Comment 7 for bug 966679

Revision history for this message
Alex Yurchenko (ayurchen) wrote :

Well,

1) "desynced" and "disconnected from primary component" are different things. In the case of RSU the node is still a part of the primary component and it has full state - except for the schema change it is undergoing, but doing RSU makes an implicit contract that "it does not matter" - either through using STATEMENT-based replication events or by not touching the table at all. The important part is that the node has all cluster data (in slave queue) and "desynced" state is just a helper to explain the application that the database may be _temporarily_ "behind the schedule".
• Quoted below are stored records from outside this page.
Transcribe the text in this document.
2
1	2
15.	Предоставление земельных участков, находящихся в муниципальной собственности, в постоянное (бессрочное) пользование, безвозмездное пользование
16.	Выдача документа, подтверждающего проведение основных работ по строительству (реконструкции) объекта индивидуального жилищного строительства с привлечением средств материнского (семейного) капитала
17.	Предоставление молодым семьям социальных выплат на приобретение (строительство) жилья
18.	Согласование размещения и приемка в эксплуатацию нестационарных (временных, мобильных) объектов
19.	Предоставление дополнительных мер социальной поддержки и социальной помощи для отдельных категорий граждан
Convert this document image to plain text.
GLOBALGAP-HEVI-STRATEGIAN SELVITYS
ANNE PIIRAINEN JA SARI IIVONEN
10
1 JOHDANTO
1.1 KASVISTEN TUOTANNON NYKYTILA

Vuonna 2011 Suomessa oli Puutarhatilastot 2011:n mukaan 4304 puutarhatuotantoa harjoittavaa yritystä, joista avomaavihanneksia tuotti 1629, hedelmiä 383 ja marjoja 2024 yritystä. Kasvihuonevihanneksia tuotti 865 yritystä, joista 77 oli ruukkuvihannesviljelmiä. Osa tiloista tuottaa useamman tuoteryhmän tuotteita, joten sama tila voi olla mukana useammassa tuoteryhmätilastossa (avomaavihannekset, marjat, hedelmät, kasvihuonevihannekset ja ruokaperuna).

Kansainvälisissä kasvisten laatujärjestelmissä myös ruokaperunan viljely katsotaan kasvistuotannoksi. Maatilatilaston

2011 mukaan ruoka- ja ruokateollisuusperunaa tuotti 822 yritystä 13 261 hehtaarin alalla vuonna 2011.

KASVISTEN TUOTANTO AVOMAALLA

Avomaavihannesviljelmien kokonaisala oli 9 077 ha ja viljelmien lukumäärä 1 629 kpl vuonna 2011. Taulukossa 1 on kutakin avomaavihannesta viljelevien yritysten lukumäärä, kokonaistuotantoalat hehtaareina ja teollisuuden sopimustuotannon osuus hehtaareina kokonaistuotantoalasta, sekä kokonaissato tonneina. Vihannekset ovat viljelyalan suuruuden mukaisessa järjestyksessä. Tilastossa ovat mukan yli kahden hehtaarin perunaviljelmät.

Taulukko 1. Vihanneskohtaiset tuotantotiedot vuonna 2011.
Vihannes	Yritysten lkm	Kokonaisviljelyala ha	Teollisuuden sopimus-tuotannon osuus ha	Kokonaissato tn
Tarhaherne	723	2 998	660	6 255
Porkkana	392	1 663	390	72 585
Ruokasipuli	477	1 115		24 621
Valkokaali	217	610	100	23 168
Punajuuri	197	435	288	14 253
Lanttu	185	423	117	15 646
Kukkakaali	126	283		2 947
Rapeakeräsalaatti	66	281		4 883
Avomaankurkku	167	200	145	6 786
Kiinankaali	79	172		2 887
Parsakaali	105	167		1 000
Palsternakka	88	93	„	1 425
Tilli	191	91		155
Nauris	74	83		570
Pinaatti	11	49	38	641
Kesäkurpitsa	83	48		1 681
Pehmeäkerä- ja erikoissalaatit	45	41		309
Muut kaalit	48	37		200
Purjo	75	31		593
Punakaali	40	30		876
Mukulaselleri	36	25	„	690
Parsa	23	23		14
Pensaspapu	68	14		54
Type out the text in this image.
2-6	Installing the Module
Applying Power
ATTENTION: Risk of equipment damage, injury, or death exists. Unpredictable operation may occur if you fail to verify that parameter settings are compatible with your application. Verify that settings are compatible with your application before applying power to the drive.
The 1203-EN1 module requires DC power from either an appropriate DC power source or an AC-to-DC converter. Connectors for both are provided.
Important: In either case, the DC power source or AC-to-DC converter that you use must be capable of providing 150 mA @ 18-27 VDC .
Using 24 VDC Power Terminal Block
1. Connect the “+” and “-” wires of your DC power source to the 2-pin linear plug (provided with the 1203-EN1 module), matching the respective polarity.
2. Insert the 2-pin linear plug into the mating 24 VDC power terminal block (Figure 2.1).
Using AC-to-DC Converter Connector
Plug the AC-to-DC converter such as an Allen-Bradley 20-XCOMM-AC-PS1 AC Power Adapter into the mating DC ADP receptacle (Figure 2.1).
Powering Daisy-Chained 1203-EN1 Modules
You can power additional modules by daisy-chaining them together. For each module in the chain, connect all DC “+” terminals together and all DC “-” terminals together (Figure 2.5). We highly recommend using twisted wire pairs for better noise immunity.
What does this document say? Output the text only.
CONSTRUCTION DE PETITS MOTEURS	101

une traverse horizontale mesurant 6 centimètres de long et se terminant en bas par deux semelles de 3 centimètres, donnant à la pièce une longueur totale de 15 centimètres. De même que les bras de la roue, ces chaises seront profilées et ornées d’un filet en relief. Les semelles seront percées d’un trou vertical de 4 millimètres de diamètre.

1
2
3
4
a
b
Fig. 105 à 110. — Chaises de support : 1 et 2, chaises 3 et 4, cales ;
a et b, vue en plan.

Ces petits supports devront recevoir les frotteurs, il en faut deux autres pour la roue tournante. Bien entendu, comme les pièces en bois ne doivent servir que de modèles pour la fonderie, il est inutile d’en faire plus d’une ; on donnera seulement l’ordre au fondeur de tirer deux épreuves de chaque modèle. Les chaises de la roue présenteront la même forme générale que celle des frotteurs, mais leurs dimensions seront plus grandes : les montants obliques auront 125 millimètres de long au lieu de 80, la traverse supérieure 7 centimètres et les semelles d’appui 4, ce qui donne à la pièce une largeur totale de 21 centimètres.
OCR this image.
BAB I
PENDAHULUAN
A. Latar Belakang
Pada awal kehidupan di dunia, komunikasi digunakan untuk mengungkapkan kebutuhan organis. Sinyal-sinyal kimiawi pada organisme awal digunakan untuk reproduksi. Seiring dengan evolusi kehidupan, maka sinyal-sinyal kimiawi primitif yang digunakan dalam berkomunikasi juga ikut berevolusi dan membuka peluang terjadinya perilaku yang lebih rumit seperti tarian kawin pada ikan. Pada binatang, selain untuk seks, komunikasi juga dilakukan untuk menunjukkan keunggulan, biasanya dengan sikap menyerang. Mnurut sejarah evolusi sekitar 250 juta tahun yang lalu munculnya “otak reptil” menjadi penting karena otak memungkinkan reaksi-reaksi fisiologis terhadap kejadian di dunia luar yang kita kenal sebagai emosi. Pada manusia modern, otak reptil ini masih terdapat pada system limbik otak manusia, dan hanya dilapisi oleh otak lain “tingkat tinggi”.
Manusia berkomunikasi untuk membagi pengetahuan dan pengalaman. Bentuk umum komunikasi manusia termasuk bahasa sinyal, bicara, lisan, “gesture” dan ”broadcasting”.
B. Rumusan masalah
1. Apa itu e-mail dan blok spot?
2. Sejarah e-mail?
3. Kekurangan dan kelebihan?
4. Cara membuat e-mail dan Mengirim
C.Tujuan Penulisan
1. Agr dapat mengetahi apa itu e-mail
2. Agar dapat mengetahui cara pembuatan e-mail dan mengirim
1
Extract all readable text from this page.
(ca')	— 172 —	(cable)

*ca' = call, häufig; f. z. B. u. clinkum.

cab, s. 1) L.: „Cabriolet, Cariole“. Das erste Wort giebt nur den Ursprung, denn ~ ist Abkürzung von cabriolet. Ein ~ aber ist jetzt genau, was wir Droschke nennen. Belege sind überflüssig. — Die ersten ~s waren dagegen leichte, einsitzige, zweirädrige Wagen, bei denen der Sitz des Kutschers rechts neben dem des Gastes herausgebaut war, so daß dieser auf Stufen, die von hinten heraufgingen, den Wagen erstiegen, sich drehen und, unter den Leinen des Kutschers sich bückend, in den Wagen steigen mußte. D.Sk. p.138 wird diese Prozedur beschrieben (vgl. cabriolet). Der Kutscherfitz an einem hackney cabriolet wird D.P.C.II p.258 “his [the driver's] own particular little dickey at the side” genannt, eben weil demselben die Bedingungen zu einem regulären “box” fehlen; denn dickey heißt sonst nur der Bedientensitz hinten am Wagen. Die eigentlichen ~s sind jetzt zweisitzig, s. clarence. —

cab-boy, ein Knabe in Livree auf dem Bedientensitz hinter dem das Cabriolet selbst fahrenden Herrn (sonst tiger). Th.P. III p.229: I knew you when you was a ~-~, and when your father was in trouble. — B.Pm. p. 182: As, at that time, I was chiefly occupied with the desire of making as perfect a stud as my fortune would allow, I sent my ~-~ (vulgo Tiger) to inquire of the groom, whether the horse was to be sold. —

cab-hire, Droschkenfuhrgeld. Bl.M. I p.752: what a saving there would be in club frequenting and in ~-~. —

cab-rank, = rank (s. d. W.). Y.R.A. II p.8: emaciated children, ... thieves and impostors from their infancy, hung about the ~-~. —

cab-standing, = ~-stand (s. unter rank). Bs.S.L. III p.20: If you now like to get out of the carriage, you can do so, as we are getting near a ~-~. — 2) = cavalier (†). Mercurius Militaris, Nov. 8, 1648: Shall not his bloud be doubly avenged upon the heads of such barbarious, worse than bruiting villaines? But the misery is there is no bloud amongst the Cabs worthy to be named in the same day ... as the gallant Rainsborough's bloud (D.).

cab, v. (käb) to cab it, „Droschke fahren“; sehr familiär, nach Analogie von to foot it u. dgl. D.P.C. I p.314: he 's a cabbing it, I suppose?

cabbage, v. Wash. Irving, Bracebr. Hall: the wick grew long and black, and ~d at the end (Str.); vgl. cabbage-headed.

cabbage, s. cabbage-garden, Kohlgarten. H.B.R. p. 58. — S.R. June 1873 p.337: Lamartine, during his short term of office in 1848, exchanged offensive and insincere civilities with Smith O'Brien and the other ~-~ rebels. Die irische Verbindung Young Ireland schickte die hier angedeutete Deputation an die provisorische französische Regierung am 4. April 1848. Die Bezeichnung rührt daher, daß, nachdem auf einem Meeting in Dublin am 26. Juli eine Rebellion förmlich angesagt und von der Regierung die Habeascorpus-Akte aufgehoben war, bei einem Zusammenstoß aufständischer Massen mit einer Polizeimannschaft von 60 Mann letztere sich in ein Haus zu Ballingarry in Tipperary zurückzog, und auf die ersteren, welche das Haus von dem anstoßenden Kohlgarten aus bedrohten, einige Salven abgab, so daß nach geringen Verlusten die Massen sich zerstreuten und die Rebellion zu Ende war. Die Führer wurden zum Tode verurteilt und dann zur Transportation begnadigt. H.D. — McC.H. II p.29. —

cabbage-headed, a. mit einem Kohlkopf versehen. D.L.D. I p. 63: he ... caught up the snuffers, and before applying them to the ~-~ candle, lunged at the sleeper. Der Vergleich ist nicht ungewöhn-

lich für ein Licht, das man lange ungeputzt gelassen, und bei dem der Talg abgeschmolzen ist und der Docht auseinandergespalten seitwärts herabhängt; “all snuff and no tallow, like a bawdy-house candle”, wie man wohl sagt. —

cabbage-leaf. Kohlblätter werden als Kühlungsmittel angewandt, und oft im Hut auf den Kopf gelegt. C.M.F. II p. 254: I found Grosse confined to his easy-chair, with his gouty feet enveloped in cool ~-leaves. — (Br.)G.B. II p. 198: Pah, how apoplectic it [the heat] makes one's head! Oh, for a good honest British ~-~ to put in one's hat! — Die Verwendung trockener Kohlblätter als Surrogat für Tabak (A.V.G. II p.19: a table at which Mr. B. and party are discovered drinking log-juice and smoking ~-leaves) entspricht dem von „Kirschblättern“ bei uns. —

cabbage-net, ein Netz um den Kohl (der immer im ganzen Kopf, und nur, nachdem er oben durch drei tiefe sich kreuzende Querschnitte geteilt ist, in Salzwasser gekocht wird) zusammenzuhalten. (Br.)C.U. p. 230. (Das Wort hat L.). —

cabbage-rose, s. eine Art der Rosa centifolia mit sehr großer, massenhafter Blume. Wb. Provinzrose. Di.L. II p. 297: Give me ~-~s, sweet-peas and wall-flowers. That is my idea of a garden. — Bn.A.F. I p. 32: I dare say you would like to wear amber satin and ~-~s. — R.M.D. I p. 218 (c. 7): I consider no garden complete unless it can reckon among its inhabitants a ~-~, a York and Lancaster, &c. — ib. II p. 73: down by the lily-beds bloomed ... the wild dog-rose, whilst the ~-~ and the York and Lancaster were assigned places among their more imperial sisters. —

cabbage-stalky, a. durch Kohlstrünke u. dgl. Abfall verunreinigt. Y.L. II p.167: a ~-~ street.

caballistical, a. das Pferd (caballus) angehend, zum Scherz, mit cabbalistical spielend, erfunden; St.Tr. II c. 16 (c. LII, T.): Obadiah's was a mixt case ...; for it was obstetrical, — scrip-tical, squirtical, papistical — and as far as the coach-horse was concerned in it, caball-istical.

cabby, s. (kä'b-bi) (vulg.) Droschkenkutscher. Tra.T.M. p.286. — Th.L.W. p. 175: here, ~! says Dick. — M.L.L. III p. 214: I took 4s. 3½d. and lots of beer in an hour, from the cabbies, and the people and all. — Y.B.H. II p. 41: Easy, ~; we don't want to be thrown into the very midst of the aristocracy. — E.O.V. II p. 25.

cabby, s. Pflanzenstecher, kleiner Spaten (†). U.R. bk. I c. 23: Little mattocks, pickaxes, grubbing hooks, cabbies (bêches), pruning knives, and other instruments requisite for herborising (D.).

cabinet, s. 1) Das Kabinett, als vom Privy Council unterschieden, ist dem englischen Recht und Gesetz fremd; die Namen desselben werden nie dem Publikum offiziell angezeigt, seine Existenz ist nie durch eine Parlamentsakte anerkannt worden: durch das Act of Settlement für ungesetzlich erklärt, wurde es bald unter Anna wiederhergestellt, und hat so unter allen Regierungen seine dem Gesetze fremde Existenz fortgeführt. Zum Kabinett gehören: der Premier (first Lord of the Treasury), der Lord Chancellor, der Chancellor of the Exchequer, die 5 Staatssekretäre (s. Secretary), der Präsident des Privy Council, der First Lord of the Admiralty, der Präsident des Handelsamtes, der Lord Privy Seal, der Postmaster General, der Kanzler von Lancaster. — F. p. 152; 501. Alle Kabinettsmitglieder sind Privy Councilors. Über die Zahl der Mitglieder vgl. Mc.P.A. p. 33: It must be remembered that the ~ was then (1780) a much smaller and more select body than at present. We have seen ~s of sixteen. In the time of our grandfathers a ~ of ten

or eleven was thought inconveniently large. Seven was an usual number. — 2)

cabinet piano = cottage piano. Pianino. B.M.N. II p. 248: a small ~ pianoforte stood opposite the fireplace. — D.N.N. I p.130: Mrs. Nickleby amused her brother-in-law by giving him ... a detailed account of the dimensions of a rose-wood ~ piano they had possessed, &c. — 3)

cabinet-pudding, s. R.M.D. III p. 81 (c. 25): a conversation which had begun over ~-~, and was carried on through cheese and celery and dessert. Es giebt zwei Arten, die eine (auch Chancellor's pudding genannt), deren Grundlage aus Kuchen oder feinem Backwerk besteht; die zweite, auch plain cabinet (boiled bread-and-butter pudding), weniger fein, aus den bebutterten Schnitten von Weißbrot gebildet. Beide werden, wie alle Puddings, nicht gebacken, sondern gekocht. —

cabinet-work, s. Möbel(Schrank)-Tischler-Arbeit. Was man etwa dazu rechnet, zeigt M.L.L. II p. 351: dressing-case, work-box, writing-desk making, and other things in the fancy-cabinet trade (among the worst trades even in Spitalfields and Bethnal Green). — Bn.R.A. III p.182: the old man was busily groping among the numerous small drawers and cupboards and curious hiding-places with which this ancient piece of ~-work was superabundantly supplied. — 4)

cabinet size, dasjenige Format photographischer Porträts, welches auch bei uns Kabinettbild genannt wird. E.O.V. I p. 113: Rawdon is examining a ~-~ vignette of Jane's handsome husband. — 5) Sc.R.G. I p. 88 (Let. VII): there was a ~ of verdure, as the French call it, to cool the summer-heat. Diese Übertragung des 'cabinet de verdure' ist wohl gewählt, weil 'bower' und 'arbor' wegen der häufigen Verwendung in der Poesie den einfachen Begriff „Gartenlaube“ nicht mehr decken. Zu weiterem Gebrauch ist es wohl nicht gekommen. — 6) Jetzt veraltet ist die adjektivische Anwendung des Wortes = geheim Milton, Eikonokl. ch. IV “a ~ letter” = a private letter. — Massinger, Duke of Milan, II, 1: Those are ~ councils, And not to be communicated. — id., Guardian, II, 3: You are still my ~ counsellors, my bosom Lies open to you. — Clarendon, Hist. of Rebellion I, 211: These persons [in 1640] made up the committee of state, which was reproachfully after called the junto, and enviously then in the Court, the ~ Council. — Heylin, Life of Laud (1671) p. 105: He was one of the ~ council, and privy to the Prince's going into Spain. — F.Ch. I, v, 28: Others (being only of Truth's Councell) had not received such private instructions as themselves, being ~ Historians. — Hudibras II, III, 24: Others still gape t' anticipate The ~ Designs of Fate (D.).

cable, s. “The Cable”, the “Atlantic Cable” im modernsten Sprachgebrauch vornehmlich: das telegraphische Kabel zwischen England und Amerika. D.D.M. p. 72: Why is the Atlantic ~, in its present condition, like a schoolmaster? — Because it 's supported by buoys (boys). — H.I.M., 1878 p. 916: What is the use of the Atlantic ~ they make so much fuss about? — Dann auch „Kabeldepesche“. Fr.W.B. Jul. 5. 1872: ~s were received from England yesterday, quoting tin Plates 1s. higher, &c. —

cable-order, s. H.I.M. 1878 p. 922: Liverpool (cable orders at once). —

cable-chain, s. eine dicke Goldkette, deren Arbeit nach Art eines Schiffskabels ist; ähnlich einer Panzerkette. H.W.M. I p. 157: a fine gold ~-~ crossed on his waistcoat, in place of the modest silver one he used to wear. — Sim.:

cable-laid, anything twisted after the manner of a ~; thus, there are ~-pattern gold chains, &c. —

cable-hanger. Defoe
2) If you want strictly synchronous reads, then setting wsrep_causal_reads will give you that, and in the RSU case SELECT will block until _at least_ all events that it can possibly depend on are applied - that's the guarantee. However, provided the slave queue is empty, it may return way before DDL concludes, but that will be a native server behaviour then.

3) We can prohibit any selects in desynced state as we do for non-primary configuration. Note however, that it is not as strict as you might be hoping for. It is impossible to do without races (as I explained above) and race interval can be arbitrarily long. E.g. in the lab we could easily have situation that the upper layer of Galera stack (the database) was several configuration changes behind the bottom layer - which essentially defines prim/non_prim. I.e. when the node becomes non-primary, the database does not learn about it until it has processed all of the preceding slave queue events - and theoretically that could be days. It is _virtual synchrony_ - events happen in the same order, but not at the same time.

Conclusion: want a strong guarantee not to read stale data? - Use wsrep_causal_reads. Everything else is weak.